New York Post

SEX WAS SEW-SEW

- By JOE TACOPINO and CARL CAMPANILE ccampanile@nypost.com

Convicted killers David Sweat and Richard Matt used their prison tailor shop as a lurid sex den for their escapades with “Shawskank” supervisor Joyce “Tillie” Mitchell and proved to be “master manipulato­rs” by having her coordinate their escape.

The illicit workshop affairs were cited in a scathing report on the escape.
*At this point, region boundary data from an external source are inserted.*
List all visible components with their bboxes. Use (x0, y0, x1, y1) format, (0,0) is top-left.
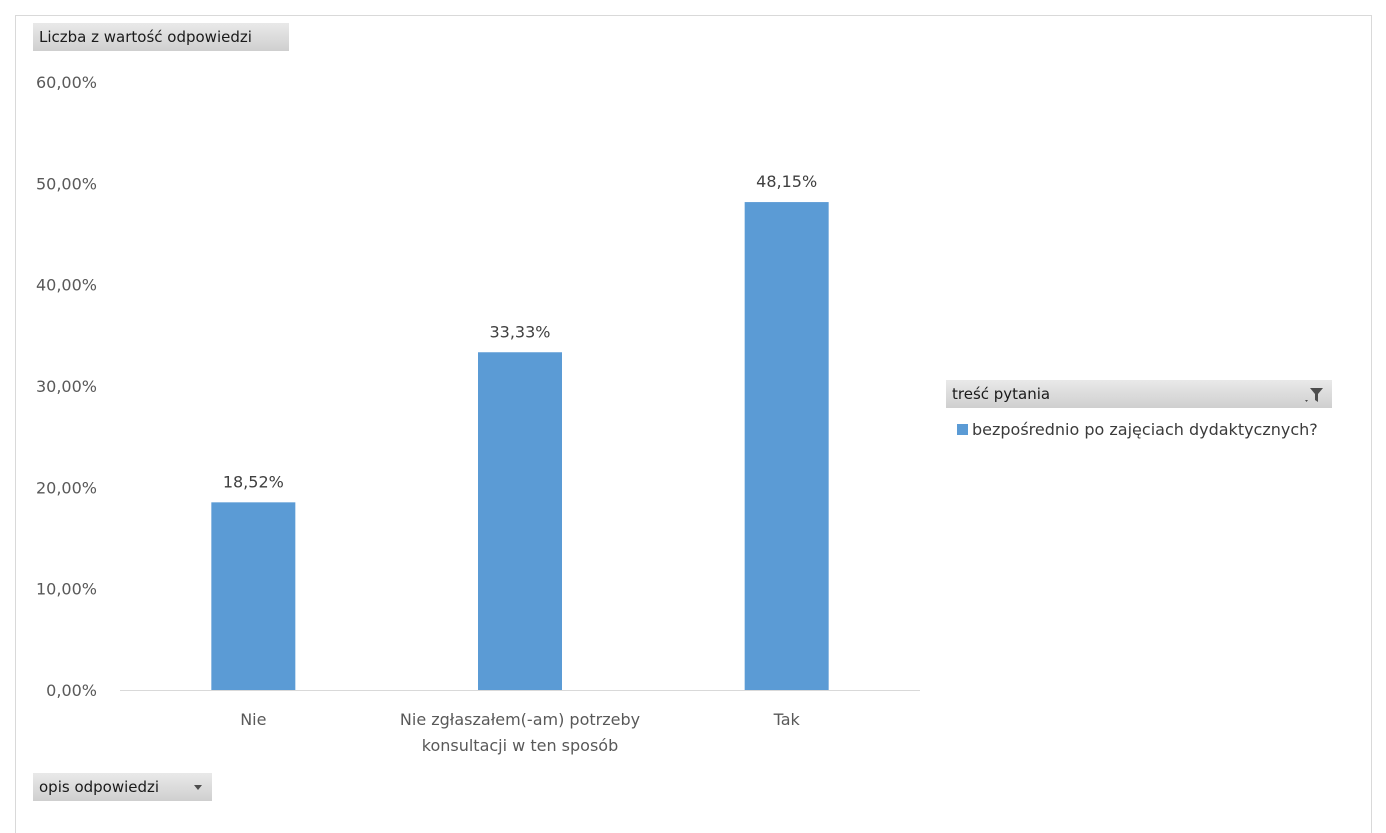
legend-entry-label: bezpośrednio po zajęciach dydaktycznych? (972, 420, 1318, 439)
y-tick-label: 60,00% (36, 73, 97, 92)
legend-entry: bezpośrednio po zajęciach dydaktycznych? (957, 420, 1318, 439)
legend-swatch (957, 424, 968, 435)
data-label: 18,52% (223, 472, 284, 491)
value-field-button[interactable]: Liczba z wartość odpowiedzi (33, 23, 289, 51)
x-axis-tick-labels: Nie Nie zgłaszałem(-am) potrzeby konsultac… (240, 710, 800, 755)
bar (744, 202, 829, 690)
legend-field-button[interactable]: treść pytania (946, 380, 1332, 408)
data-label: 48,15% (756, 172, 817, 191)
y-tick-label: 40,00% (36, 276, 97, 295)
chart-area (15, 15, 1372, 833)
data-label: 33,33% (489, 322, 550, 341)
chevron-down-icon[interactable] (194, 785, 202, 790)
x-tick-label: konsultacji w ten sposób (422, 736, 618, 755)
y-tick-label: 50,00% (36, 174, 97, 193)
x-tick-label: Tak (773, 710, 801, 729)
axis-field-label: opis odpowiedzi (39, 778, 160, 796)
x-tick-label: Nie (240, 710, 266, 729)
x-tick-label: Nie zgłaszałem(-am) potrzeby (400, 710, 640, 729)
legend-field-label: treść pytania (952, 385, 1051, 403)
bar (478, 352, 562, 690)
y-tick-label: 0,00% (46, 681, 97, 700)
y-axis-tick-labels: 0,00% 10,00% 20,00% 30,00% 40,00% 50,00% 60,00… (36, 73, 97, 700)
y-tick-label: 10,00% (36, 580, 97, 599)
value-field-label: Liczba z wartość odpowiedzi (39, 28, 252, 46)
filter-icon[interactable] (1304, 387, 1324, 403)
axis-field-button[interactable]: opis odpowiedzi (33, 773, 212, 801)
bar (211, 502, 296, 690)
bar-series (211, 202, 829, 690)
data-labels: 18,52% 33,33% 48,15% (223, 172, 817, 491)
y-tick-label: 20,00% (36, 478, 97, 497)
y-tick-label: 30,00% (36, 377, 97, 396)
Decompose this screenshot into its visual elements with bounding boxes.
The report also said the inmates left behind a picture of “Sopranos” star James Gandolfini with a mocking message to guards: “Time to go, Kid!” when they broke out of the upstate Clinton Correction­al Facility last year.

Mitchell is portrayed in the report as a sex-crazed rube who sought attention from the prisoners and got taken advantage of.

“She always flirted around the shop and laughed and stood close to all inmates,” prison worker Vicki-Lynn Safford testified. “But it was more so with Sweat and Matt.”

Mitchell began her affair with Matt by offering him “cookies, cakes” and even a Big Mac.

Eventually, the relationsh­ip became physical, as Mitchell described their first sexual encounter.

“Matt grabbed me . . . and he kissed me . . . I was scared sh-tless,” she told an investigat­or.

When asked if she was “scared but excited?” Mitchell responded, “Yeah.”

The kiss led to “almost daily” sex acts in the tailor shop between the two.

But Sweat and Matt had ulterior motives, luring Mitchell into a trap to help them escape.

The report, by state Inspector General Catherine Leahy Scott, was issued Monday — on the anniversar­y of the escape’s detection — and concluded that “myriad failures” provided the cunning cons with a route to freedom.

Sweat and Matt were well aware of the “long-standing” safety lapses and negligence at the prison, allowing them to meticulous­ly plot their escape “almost in plain sight,” said the IG report.

“The extent of complacenc­y and failure to adhere to the most basic security standards uncovered by my investigat­ion was egregious and inexcusabl­e,” Scott added.

“These systemic deficienci­es led to the escape of two convicted murderers, striking fear in communitie­s and placing brave law-enforcemen­t personnel at risk, at a high cost to the state.”

A three-week manhunt involving 1,300 officers cost the state $22.8 million in overtime alone.

Matt was shot and killed 20 days after the escape, and Sweat was shot and captured two days later.

As an example of the slipshod security, the IG report said an unannounce­d cell search on March 21, 2015, failed to detect a gaping 18¹/2-by-14¹/2-inch hole in a rear wall of the convict’s cell. Among the other findings:

Regular nighttime sweeps of inmates were not conducted, allowing Sweat to build tunnels underneath his cell undetected for 85 nights.

Officers violated safety rules by failing to properly screen employees entering and leaving the prison.

Mitchell pleaded guilty to smuggling hacksaw blades in a shipment of frozen hamburger meat to Matt.

She was sentenced to 2¹/3 to seven years in prison. A guard. Gene Palmer, was sentenced to six months in prison for bringing in tools used in the escape.